In the lungs of patients with CF, genotypic and phenotypic diversity in respiratory pathogens limit the utility of standard antibiotic susceptibility testing. Standard testing methods lack the sophistication to capture in vivo interactions between bacteria and poorly characterize the multiple subpopulations. AST-driven selection of antimicrobials risks unnecessarily discarding useful antibiotics and switching to less efficacious and more toxic options with greater drug-drug interactions. Treatment efficacy of pulmonary infections in patients with CF therefore is best evaluated through the lens of the clinical acumen of medical professionals from both the field of pulmonology and infectious disease.

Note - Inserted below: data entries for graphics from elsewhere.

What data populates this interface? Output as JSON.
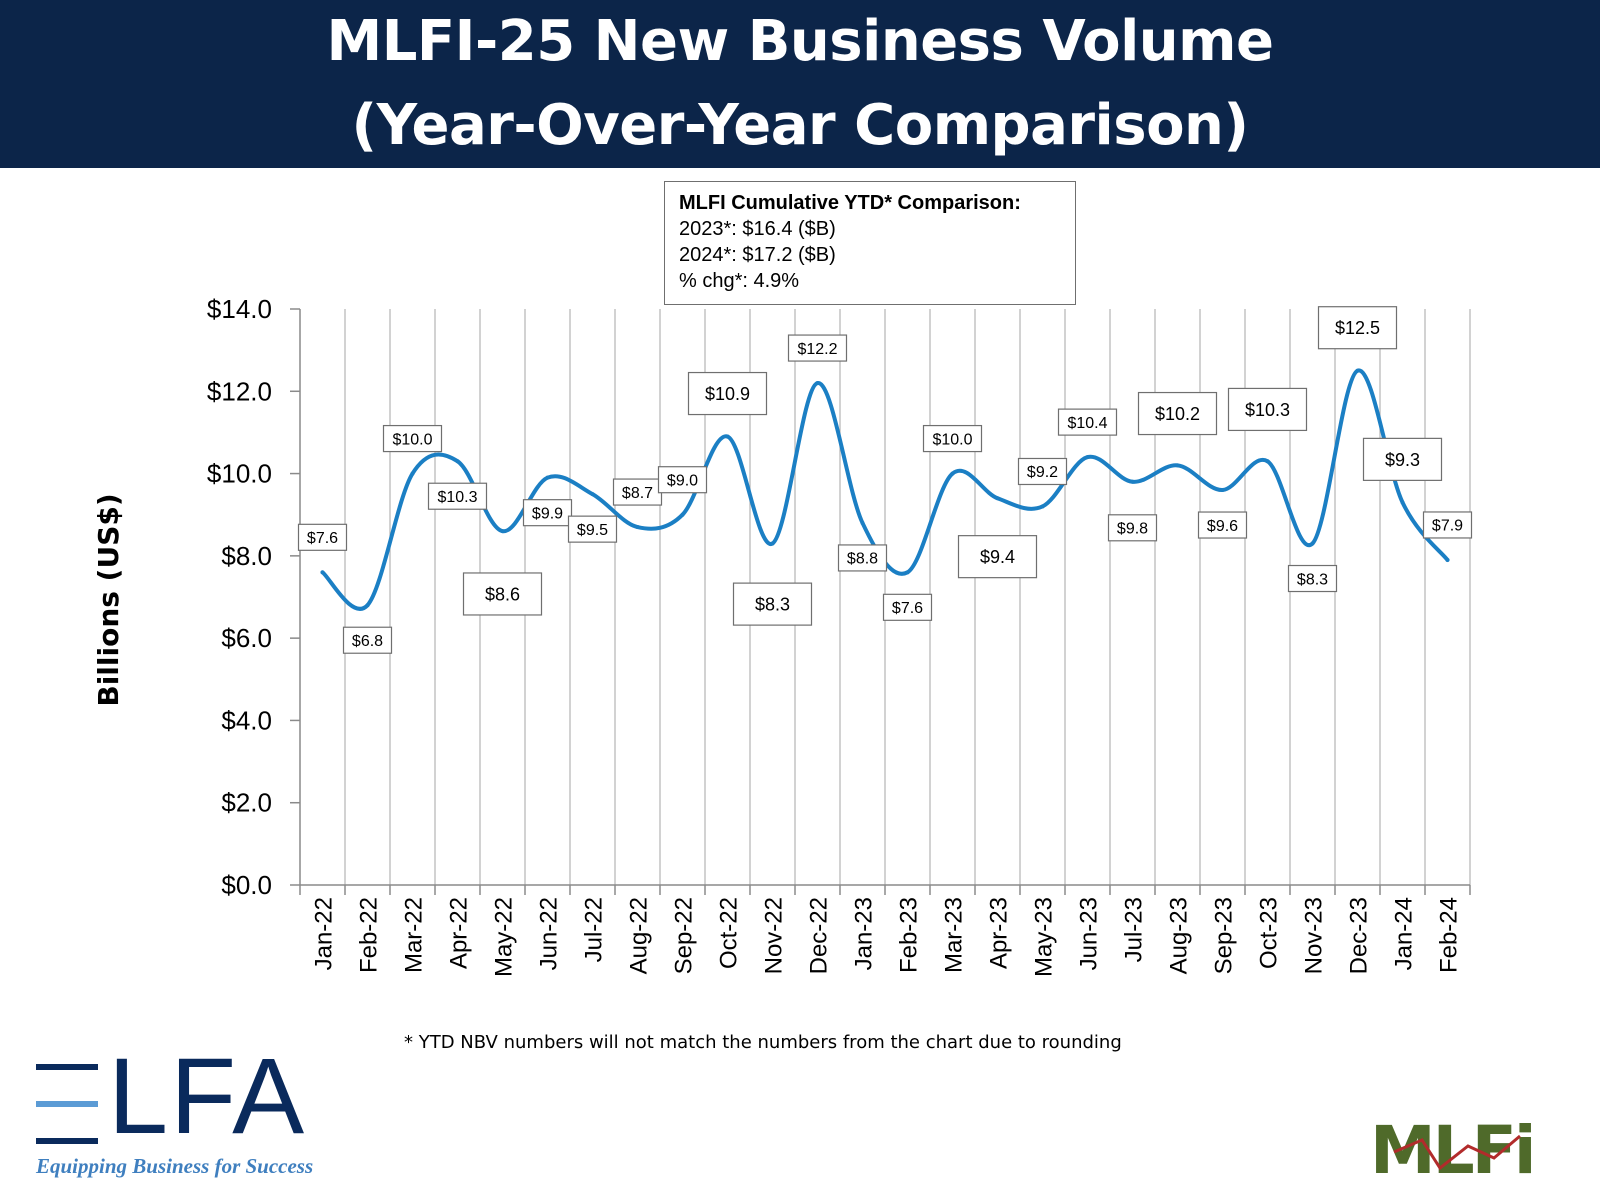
{
  "header": {
    "line1": "MLFI-25 New Business Volume",
    "line2": "(Year-Over-Year Comparison)"
  },
  "ytd_box": {
    "title": "MLFI Cumulative YTD* Comparison:",
    "line1": "2023*: $16.4 ($B)",
    "line2": "2024*: $17.2 ($B)",
    "line3": "% chg*:  4.9%"
  },
  "footnote": "*  YTD NBV numbers will not match the numbers from the chart due to rounding",
  "logos": {
    "elfa_text": "LFA",
    "elfa_tagline": "Equipping Business for Success",
    "mlfi_text": "MLFi"
  },
  "colors": {
    "header_bg": "#0c2549",
    "line": "#1b7fc4",
    "grid": "#b5b5b5",
    "elfa_navy": "#0a2a5c",
    "elfa_blue": "#3f7fbf",
    "mlfi_green": "#4f6a2a"
  },
  "chart_data": {
    "type": "line",
    "title": "",
    "ylabel": "Billions (US$)",
    "xlabel": "",
    "ylim": [
      0,
      14
    ],
    "ytick_step": 2,
    "grid": "vertical",
    "legend": "none",
    "categories": [
      "Jan-22",
      "Feb-22",
      "Mar-22",
      "Apr-22",
      "May-22",
      "Jun-22",
      "Jul-22",
      "Aug-22",
      "Sep-22",
      "Oct-22",
      "Nov-22",
      "Dec-22",
      "Jan-23",
      "Feb-23",
      "Mar-23",
      "Apr-23",
      "May-23",
      "Jun-23",
      "Jul-23",
      "Aug-23",
      "Sep-23",
      "Oct-23",
      "Nov-23",
      "Dec-23",
      "Jan-24",
      "Feb-24"
    ],
    "ytick_labels": [
      "$0.0",
      "$2.0",
      "$4.0",
      "$6.0",
      "$8.0",
      "$10.0",
      "$12.0",
      "$14.0"
    ],
    "series": [
      {
        "values": [
          7.6,
          6.8,
          10.0,
          10.3,
          8.6,
          9.9,
          9.5,
          8.7,
          9.0,
          10.9,
          8.3,
          12.2,
          8.8,
          7.6,
          10.0,
          9.4,
          9.2,
          10.4,
          9.8,
          10.2,
          9.6,
          10.3,
          8.3,
          12.5,
          9.3,
          7.9
        ],
        "labels": [
          "$7.6",
          "$6.8",
          "$10.0",
          "$10.3",
          "$8.6",
          "$9.9",
          "$9.5",
          "$8.7",
          "$9.0",
          "$10.9",
          "$8.3",
          "$12.2",
          "$8.8",
          "$7.6",
          "$10.0",
          "$9.4",
          "$9.2",
          "$10.4",
          "$9.8",
          "$10.2",
          "$9.6",
          "$10.3",
          "$8.3",
          "$12.5",
          "$9.3",
          "$7.9"
        ]
      }
    ]
  }
}
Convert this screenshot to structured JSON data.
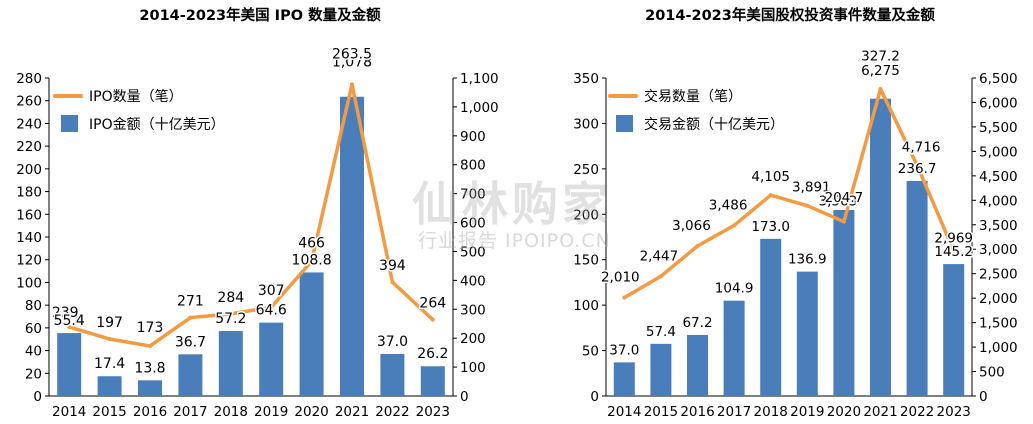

1. Waters V J, Kidd TJ, Canton R, et al. Reconciling Antimicrobial Susceptibility Testing and Clinical Response in Antimicrobial Treatment of Chronic Cystic Fibrosis Lung Infections [published online May 6, 2019]. Clin Infect Dis. doi:10.1093/cid/ciz364

2. Doern G, Breacher S. The clinical predictive value (or lack thereof) of the results of in vitro antimicrobial susceptibility tests. J Clin Microbiol. 2011;49 (9supplement):S11-S14.

3. Rex JH, Pfaller MA. Has antifungal susceptibility testing come of age? Clin Infect Dis. 2002;35(8):982-989.

4. Beaudoin T, Yau YCW, Stapleton PJ, et al. Staphylococcus aureus interaction with Pseudomonas aeruginosa biofilm enhances tobramycin resistance. NPJ Biofilms Microbiomes. 2017;3:25.

5. Aaron SD, Vandemheen KL, Ferris W, et al. Combination antibiotic susceptibility testing to treat exacerbations of cystic fibrosis associated with multiresistant bacteria: a randomised, double-blind, controlled clinical trial. Lancet. 2005;366(9484):463-471.

6. Somayaji R, Parkins MD, Shah A, et al. Antimicrobial susceptibility testing (AST) and associated clinical outcomes in individuals with cystic fibrosis: a systematic review. J Cyst Fibros. 2019;18(2):236-243.